In awarding him a mere $1, the jury chose not to compensate him in cash but paid him instead the kind of compliment he will likely appreciate: The minimal cash award suggests the jury concluded that Churchill, although unlikeable or unsympathetic, was right.

Churchill has argued from the beginning of the controversy that the point of his writing, and to a large degree his work as a professor, has been to challenge popular views that are nevertheless wrong or distracting.
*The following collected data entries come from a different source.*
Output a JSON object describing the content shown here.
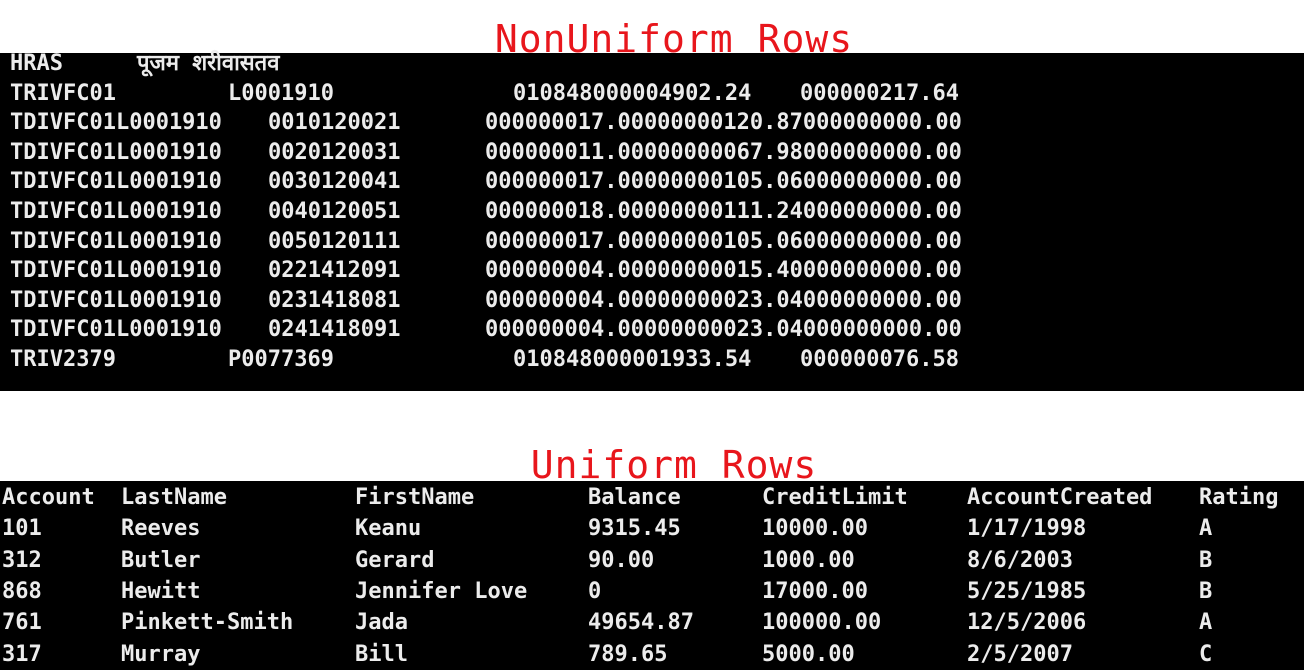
{
  "nonuniform": {
    "title": "NonUniform Rows",
    "rows": [
      [
        "HRAS",
        "पूजम शरीवासतव",
        "",
        ""
      ],
      [
        "TRIVFC01",
        "L0001910",
        "010848000004902.24",
        "000000217.64"
      ],
      [
        "TDIVFC01L0001910",
        "0010120021",
        "000000017.00000000120.87000000000.00",
        ""
      ],
      [
        "TDIVFC01L0001910",
        "0020120031",
        "000000011.00000000067.98000000000.00",
        ""
      ],
      [
        "TDIVFC01L0001910",
        "0030120041",
        "000000017.00000000105.06000000000.00",
        ""
      ],
      [
        "TDIVFC01L0001910",
        "0040120051",
        "000000018.00000000111.24000000000.00",
        ""
      ],
      [
        "TDIVFC01L0001910",
        "0050120111",
        "000000017.00000000105.06000000000.00",
        ""
      ],
      [
        "TDIVFC01L0001910",
        "0221412091",
        "000000004.00000000015.40000000000.00",
        ""
      ],
      [
        "TDIVFC01L0001910",
        "0231418081",
        "000000004.00000000023.04000000000.00",
        ""
      ],
      [
        "TDIVFC01L0001910",
        "0241418091",
        "000000004.00000000023.04000000000.00",
        ""
      ],
      [
        "TRIV2379",
        "P0077369",
        "010848000001933.54",
        "000000076.58"
      ]
    ]
  },
  "uniform": {
    "title": "Uniform Rows",
    "headers": [
      "Account",
      "LastName",
      "FirstName",
      "Balance",
      "CreditLimit",
      "AccountCreated",
      "Rating"
    ],
    "rows": [
      [
        "101",
        "Reeves",
        "Keanu",
        "9315.45",
        "10000.00",
        "1/17/1998",
        "A"
      ],
      [
        "312",
        "Butler",
        "Gerard",
        "90.00",
        "1000.00",
        "8/6/2003",
        "B"
      ],
      [
        "868",
        "Hewitt",
        "Jennifer Love",
        "0",
        "17000.00",
        "5/25/1985",
        "B"
      ],
      [
        "761",
        "Pinkett-Smith",
        "Jada",
        "49654.87",
        "100000.00",
        "12/5/2006",
        "A"
      ],
      [
        "317",
        "Murray",
        "Bill",
        "789.65",
        "5000.00",
        "2/5/2007",
        "C"
      ]
    ]
  }
}
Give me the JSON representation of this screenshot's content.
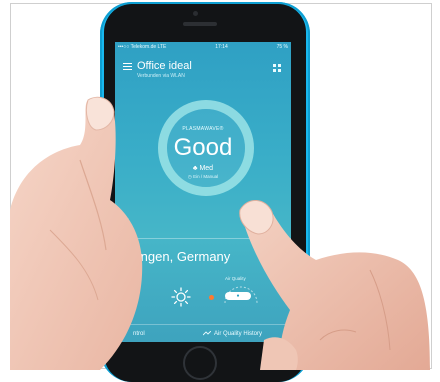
{
  "status_bar": {
    "carrier": "•••○○ Telekom.de  LTE",
    "time": "17:14",
    "battery": "75 %"
  },
  "header": {
    "title": "Office ideal",
    "subtitle": "Verbunden via WLAN"
  },
  "gauge": {
    "brand_label": "PLASMAWAVE®",
    "air_quality": "Good",
    "fan_speed": "Med",
    "mode": "Ein / Manual"
  },
  "weather": {
    "location": "Balingen, Germany",
    "temperature": "C",
    "air_quality_label": "Air Quality",
    "air_quality_pill": "●"
  },
  "bottom_bar": {
    "left_tab": "ntrol",
    "right_tab": "Air Quality History"
  },
  "colors": {
    "phone_case": "#19b8ee",
    "screen_top": "#2fa0c4",
    "screen_bottom": "#3ea3be",
    "ring": "#aaebeb",
    "accent_dot": "#ff7a2e"
  }
}
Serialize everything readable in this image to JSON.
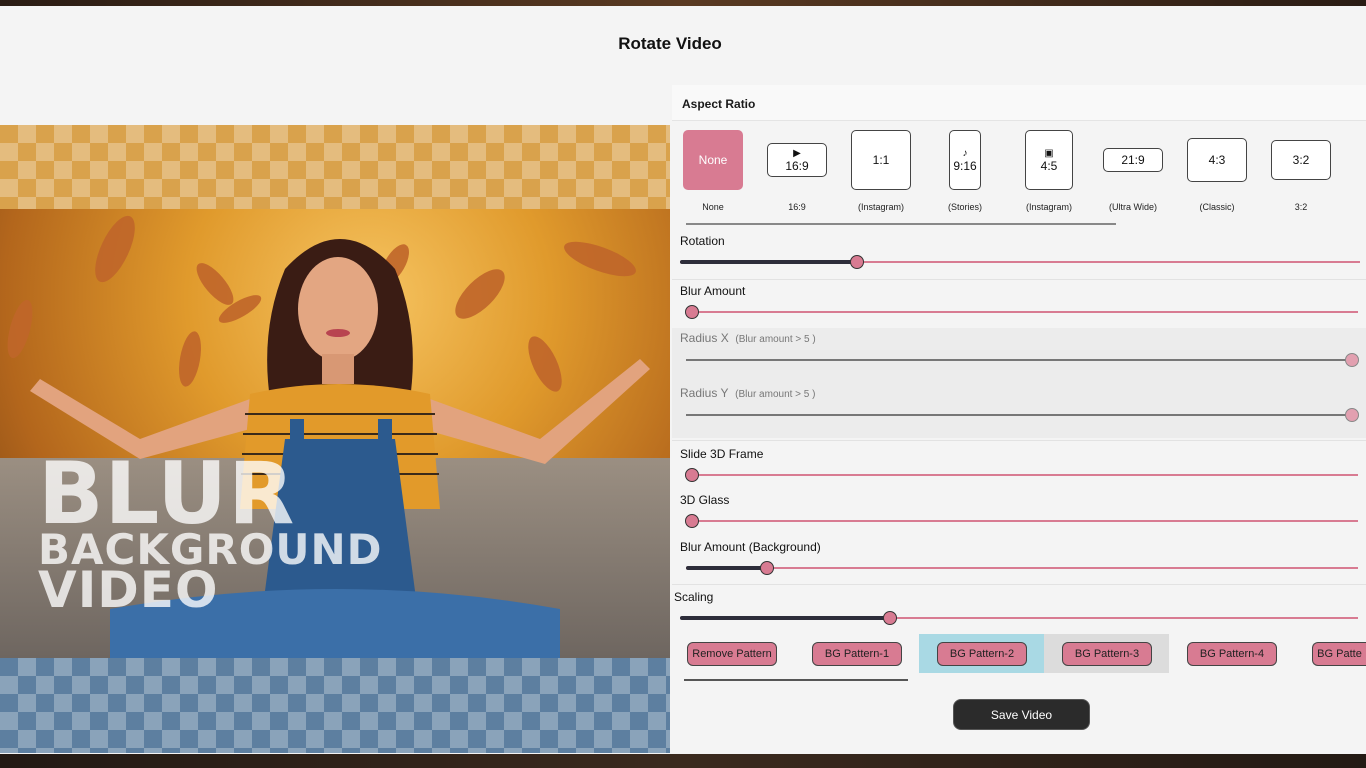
{
  "window": {
    "title": "Rotate Video"
  },
  "preview": {
    "overlay_line1": "BLUR",
    "overlay_line2": "BACKGROUND",
    "overlay_line3": "VIDEO"
  },
  "aspect": {
    "heading": "Aspect Ratio",
    "items": [
      {
        "box_label": "None",
        "caption": "None",
        "icon": "",
        "selected": true
      },
      {
        "box_label": "16:9",
        "caption": "16:9",
        "icon": "youtube-icon"
      },
      {
        "box_label": "1:1",
        "caption": "(Instagram)",
        "icon": ""
      },
      {
        "box_label": "9:16",
        "caption": "(Stories)",
        "icon": "tiktok-icon"
      },
      {
        "box_label": "4:5",
        "caption": "(Instagram)",
        "icon": "instagram-icon"
      },
      {
        "box_label": "21:9",
        "caption": "(Ultra Wide)",
        "icon": ""
      },
      {
        "box_label": "4:3",
        "caption": "(Classic)",
        "icon": ""
      },
      {
        "box_label": "3:2",
        "caption": "3:2",
        "icon": ""
      }
    ]
  },
  "controls": {
    "rotation": {
      "label": "Rotation",
      "value": 0.26
    },
    "blur_amount": {
      "label": "Blur Amount",
      "value": 0.0
    },
    "radius_x": {
      "label": "Radius X",
      "hint": "(Blur amount > 5 )",
      "value": 1.0
    },
    "radius_y": {
      "label": "Radius Y",
      "hint": "(Blur amount > 5 )",
      "value": 1.0
    },
    "slide_3d": {
      "label": "Slide 3D Frame",
      "value": 0.0
    },
    "glass_3d": {
      "label": "3D Glass",
      "value": 0.0
    },
    "blur_bg": {
      "label": "Blur Amount (Background)",
      "value": 0.12
    },
    "scaling": {
      "label": "Scaling",
      "value": 0.31
    }
  },
  "patterns": {
    "buttons": [
      "Remove Pattern",
      "BG Pattern-1",
      "BG Pattern-2",
      "BG Pattern-3",
      "BG Pattern-4",
      "BG Patte"
    ],
    "selected_index": 2,
    "hover_index": 3,
    "selected_color": "#a9d9e4",
    "hover_color": "#dcdcdc"
  },
  "save_label": "Save Video",
  "colors": {
    "accent": "#d87b92",
    "fill": "#2d2d3a"
  }
}
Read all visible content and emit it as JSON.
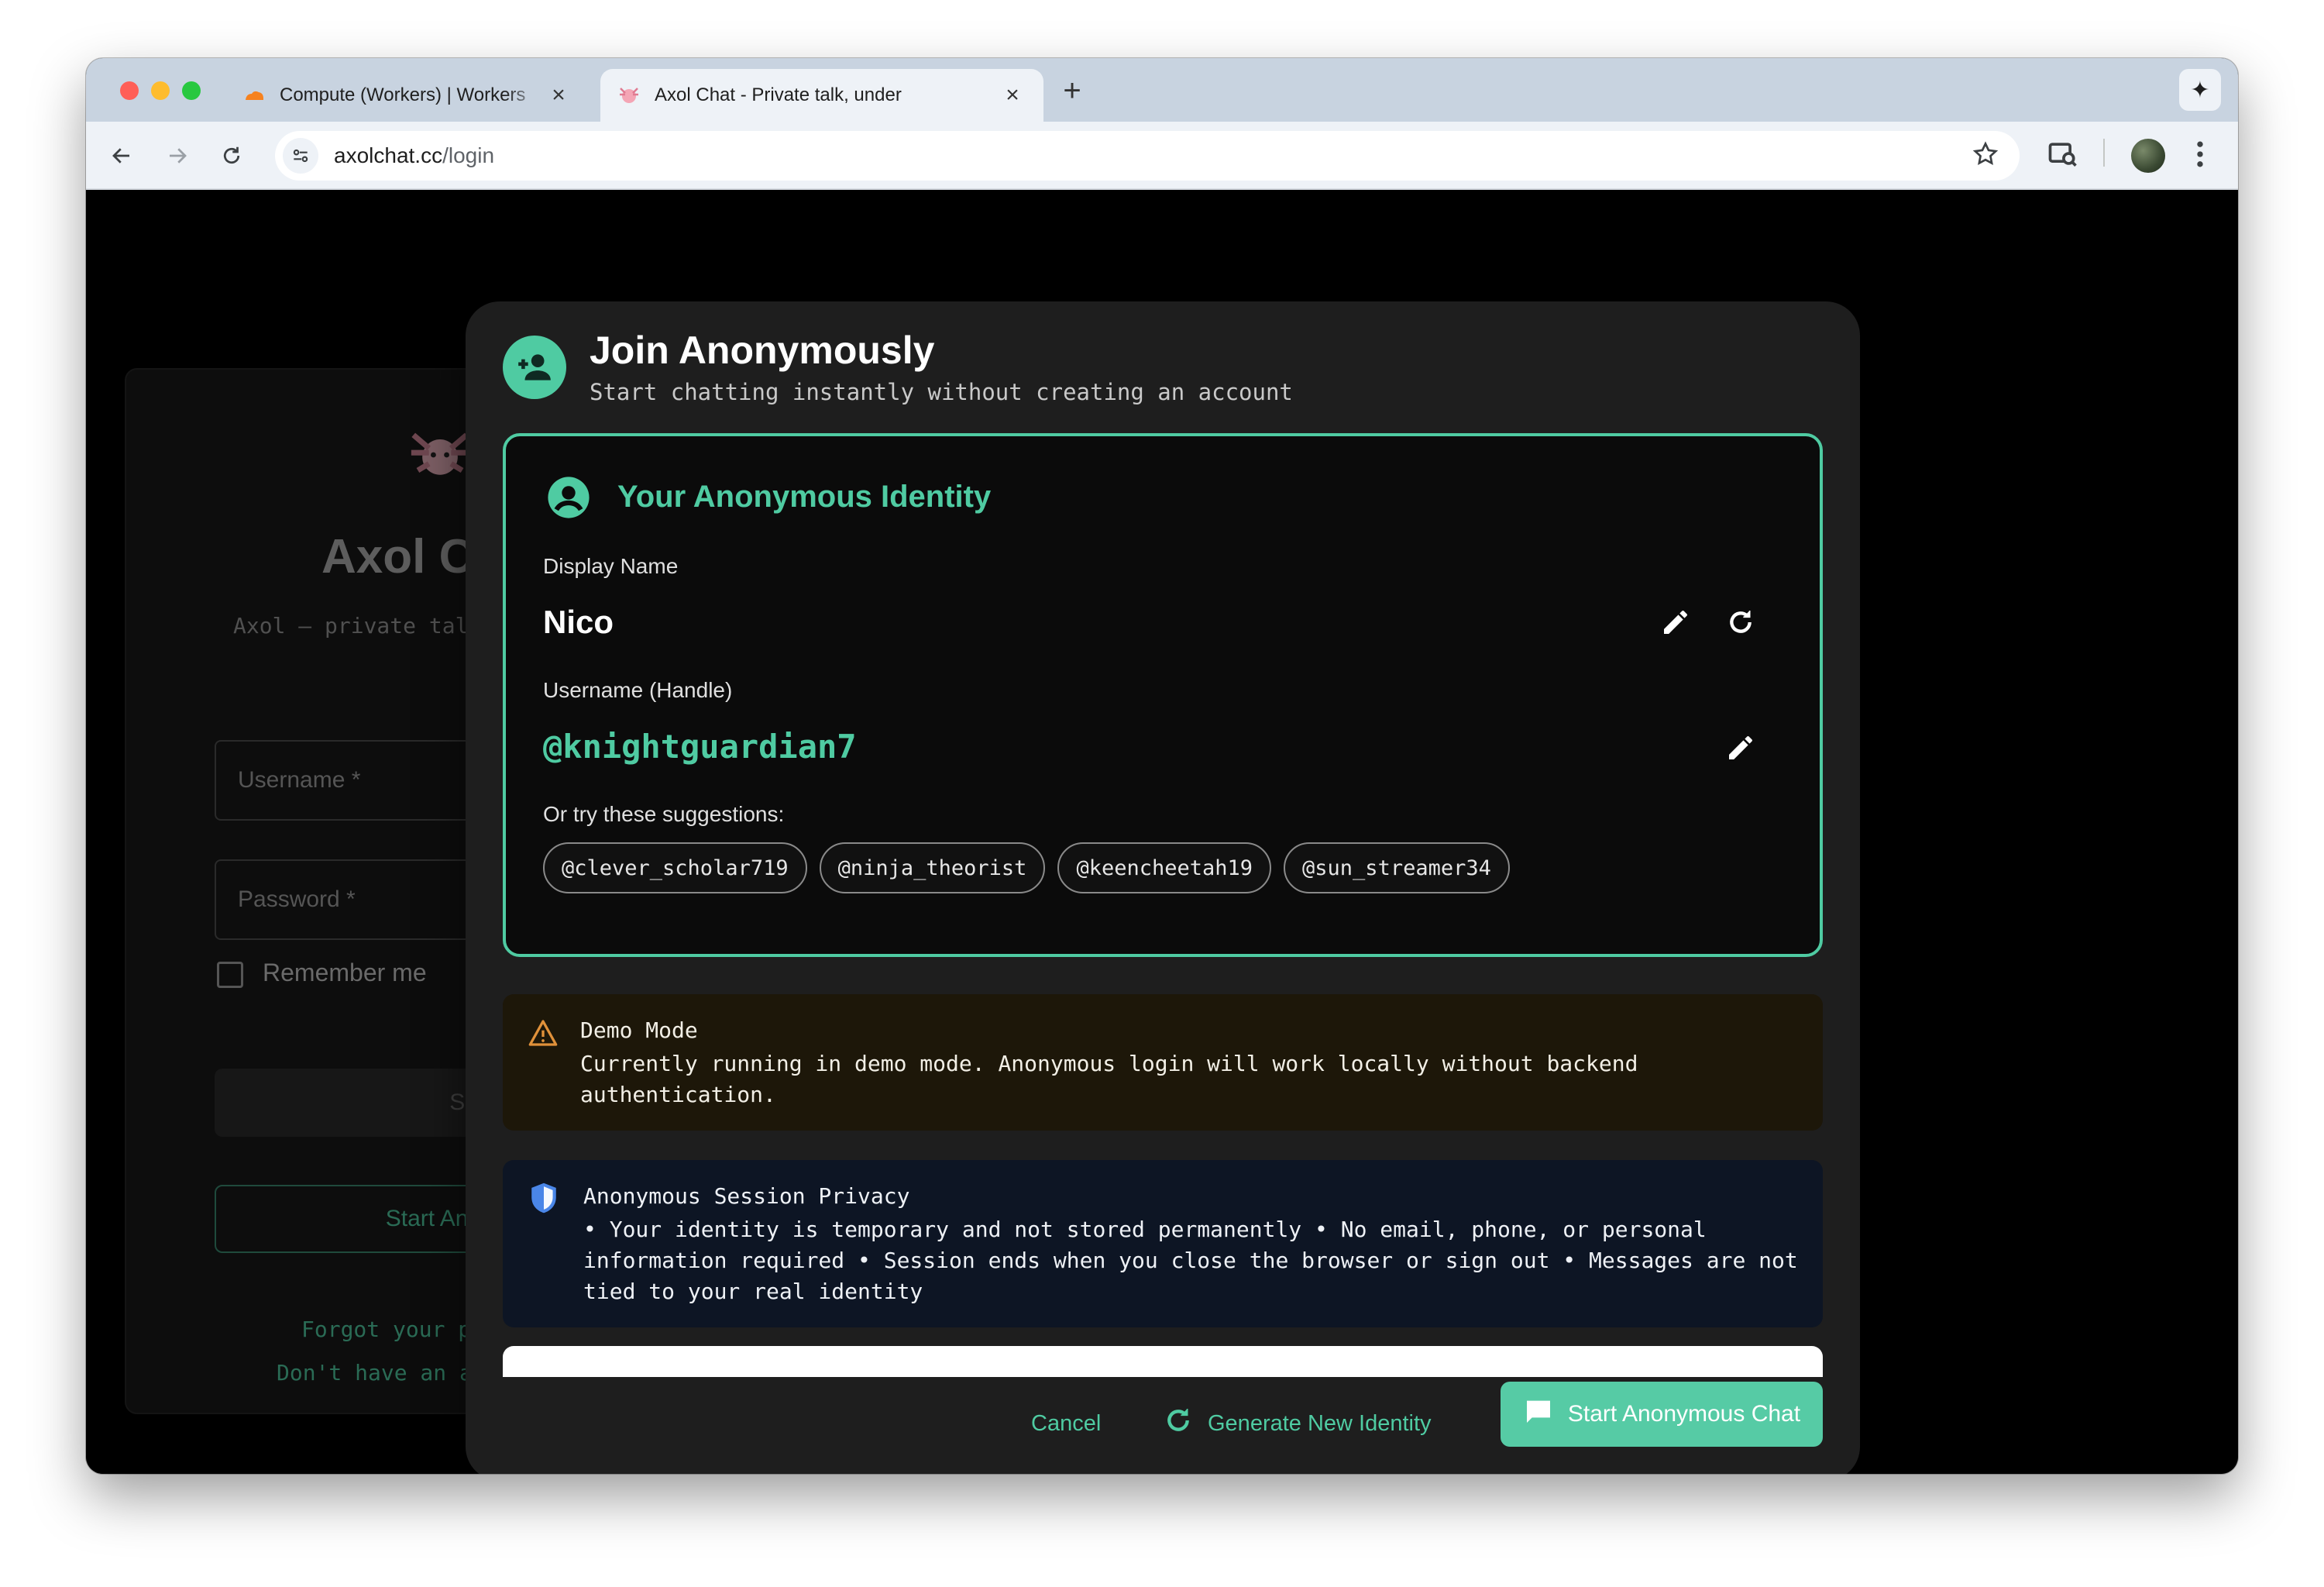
{
  "browser": {
    "tabs": [
      {
        "title": "Compute (Workers) | Workers",
        "active": false
      },
      {
        "title": "Axol Chat - Private talk, under",
        "active": true
      }
    ],
    "url_host": "axolchat.cc",
    "url_path": "/login"
  },
  "login": {
    "title": "Axol C",
    "tagline": "Axol – private talk,",
    "username_placeholder": "Username *",
    "password_placeholder": "Password *",
    "remember_label": "Remember me",
    "signin_label": "Sign In",
    "anon_label": "Start Anonymous C",
    "forgot_label": "Forgot your p",
    "noaccount_label": "Don't have an acc"
  },
  "modal": {
    "title": "Join Anonymously",
    "subtitle": "Start chatting instantly without creating an account",
    "identity": {
      "heading": "Your Anonymous Identity",
      "display_name_label": "Display Name",
      "display_name": "Nico",
      "username_label": "Username (Handle)",
      "username": "@knightguardian7",
      "suggestions_label": "Or try these suggestions:",
      "suggestions": [
        "@clever_scholar719",
        "@ninja_theorist",
        "@keencheetah19",
        "@sun_streamer34"
      ]
    },
    "demo": {
      "title": "Demo Mode",
      "text": "Currently running in demo mode. Anonymous login will work locally without backend authentication."
    },
    "privacy": {
      "title": "Anonymous Session Privacy",
      "text": "• Your identity is temporary and not stored permanently • No email, phone, or personal information required • Session ends when you close the browser or sign out • Messages are not tied to your real identity"
    },
    "actions": {
      "cancel": "Cancel",
      "generate": "Generate New Identity",
      "start": "Start Anonymous Chat"
    }
  },
  "colors": {
    "accent": "#4fcba2",
    "warning": "#e0913a",
    "info": "#4a86e8"
  }
}
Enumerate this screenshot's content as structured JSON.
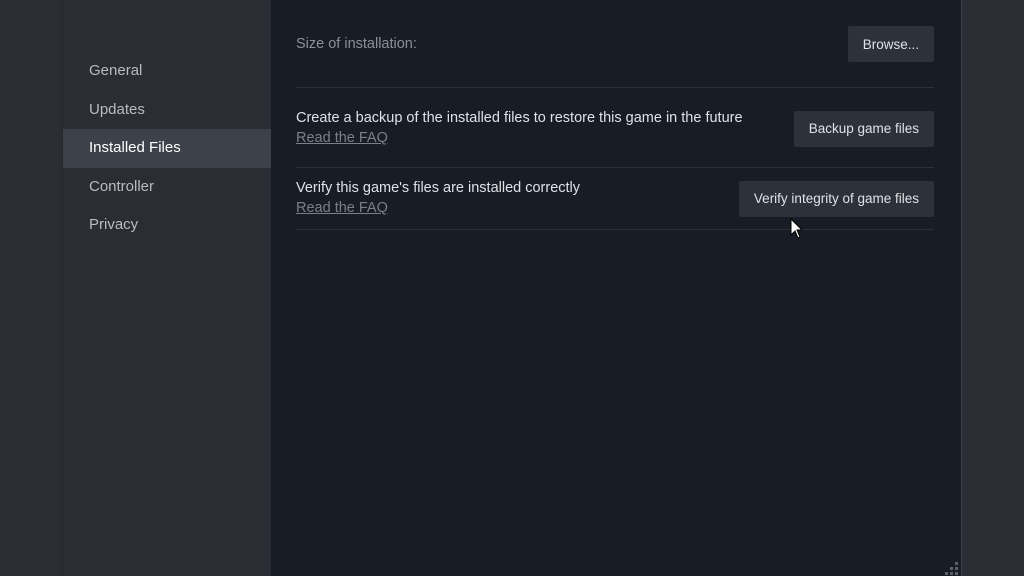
{
  "sidebar": {
    "items": [
      {
        "label": "General",
        "active": false
      },
      {
        "label": "Updates",
        "active": false
      },
      {
        "label": "Installed Files",
        "active": true
      },
      {
        "label": "Controller",
        "active": false
      },
      {
        "label": "Privacy",
        "active": false
      }
    ]
  },
  "main": {
    "size_label": "Size of installation:",
    "browse_label": "Browse...",
    "backup": {
      "description": "Create a backup of the installed files to restore this game in the future",
      "faq_link": "Read the FAQ",
      "button_label": "Backup game files"
    },
    "verify": {
      "description": "Verify this game's files are installed correctly",
      "faq_link": "Read the FAQ",
      "button_label": "Verify integrity of game files"
    }
  },
  "colors": {
    "sidebar_bg": "#2a2d33",
    "sidebar_active_bg": "#3d4149",
    "content_bg": "#181c25",
    "button_bg": "#2d313a"
  }
}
He has said that, although his views on 9/11 were unpopular and hastily delivered, they were not incorrect and the fact that they shook the orthodoxy of the time and made people think demonstrated their power.

In other words, he stood by his reviled phrase — referring to the victims of the terrorist attacks as “little Eichmanns” for the technocratic abuses they unleashed through U.S. financial practices — as correct even if unlikeable or unsympathetic and that it was therefore exactly the kind of speech the Constitution was written to protect.

CNN reports:

District Court Chief Judge Larry J. Naves has given both sides 30 days to present motions before he rules on whether Churchill will get his job back or will receive back pay.

University of Colorado at Boulder Interim Chancellor Philip P. DiStefano released this statement on the university’s Web site, saying: “While I am disappointed by the jury’s decision, I am still confident that the process we used to review allegations of research misconduct was appropriately applied in this case. The university attorneys will evaluate the next steps in the legal process. It is too early to comment on how the judge’s final decision might impact the campus, as that decision has not yet been rendered.”